1e-x describes the step length used in the finite difference formula used to check whether the computation of the gradient is consistent with the function itself. Specifically, we use a four point finite difference scheme to approximate the gradient using the formula:
<grad f(x),dx> = (f(x-2 eps dx) - 8 f(x-eps dx) + 8 f(x+eps dx) - f(x+2 eps dx)) / (12 eps)
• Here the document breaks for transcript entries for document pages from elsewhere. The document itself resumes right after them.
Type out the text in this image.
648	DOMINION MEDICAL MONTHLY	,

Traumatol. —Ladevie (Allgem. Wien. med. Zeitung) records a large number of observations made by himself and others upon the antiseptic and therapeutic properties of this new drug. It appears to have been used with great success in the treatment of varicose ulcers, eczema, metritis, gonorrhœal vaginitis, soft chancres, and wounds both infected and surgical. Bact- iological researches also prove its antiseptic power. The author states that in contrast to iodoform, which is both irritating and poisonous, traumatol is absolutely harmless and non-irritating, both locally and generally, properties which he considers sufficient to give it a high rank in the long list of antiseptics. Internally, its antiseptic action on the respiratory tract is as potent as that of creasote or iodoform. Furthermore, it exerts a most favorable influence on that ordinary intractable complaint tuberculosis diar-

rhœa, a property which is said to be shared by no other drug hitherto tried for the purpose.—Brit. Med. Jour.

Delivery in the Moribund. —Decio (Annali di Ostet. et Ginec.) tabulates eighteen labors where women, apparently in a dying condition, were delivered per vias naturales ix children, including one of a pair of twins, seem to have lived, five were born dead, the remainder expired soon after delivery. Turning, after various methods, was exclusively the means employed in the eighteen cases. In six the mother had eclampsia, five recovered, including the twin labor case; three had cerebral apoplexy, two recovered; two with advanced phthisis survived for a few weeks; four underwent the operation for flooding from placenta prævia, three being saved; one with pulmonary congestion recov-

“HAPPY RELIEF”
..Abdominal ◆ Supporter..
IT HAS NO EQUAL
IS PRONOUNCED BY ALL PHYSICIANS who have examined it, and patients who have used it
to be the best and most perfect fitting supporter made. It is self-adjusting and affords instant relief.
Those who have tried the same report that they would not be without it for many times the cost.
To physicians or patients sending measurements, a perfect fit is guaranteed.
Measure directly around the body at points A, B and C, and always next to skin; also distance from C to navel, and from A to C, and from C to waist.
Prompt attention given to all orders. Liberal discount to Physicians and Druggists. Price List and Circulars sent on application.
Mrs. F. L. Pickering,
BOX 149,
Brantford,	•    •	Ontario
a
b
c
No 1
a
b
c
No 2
= really means approximately equal to and
<.,.> denotes the inner product, which is probably
<x,y>=x' y with
' meaning transpose. Anyway, this approximation itself has error and we don’t know apriori how to find the best
eps for the approximation. Therefore, we generate a series of tests where
eps varies from
1e+2 = 100 to
1e-5 = 0.00001. Generally, we want to see a hump in these results, which means the error starts out somewhat high at
1e+2, becomes low, and then becomes high again by the time we hit
1e-5, but it really depends on the scaling of the problem. Sometimes, it just low for each
eps. If it’s always high, then that indicates that there’s a problem with the definition of the gradient. Meaning, there’s likely a mistake in our code that generates the gradient, which will probably break the optimization process. All that said, this is really a tool to help find and diagnose problems, but not a perfectly precise technique.
Anyway, hopefully that helps. Let me know if you’ve additional questions!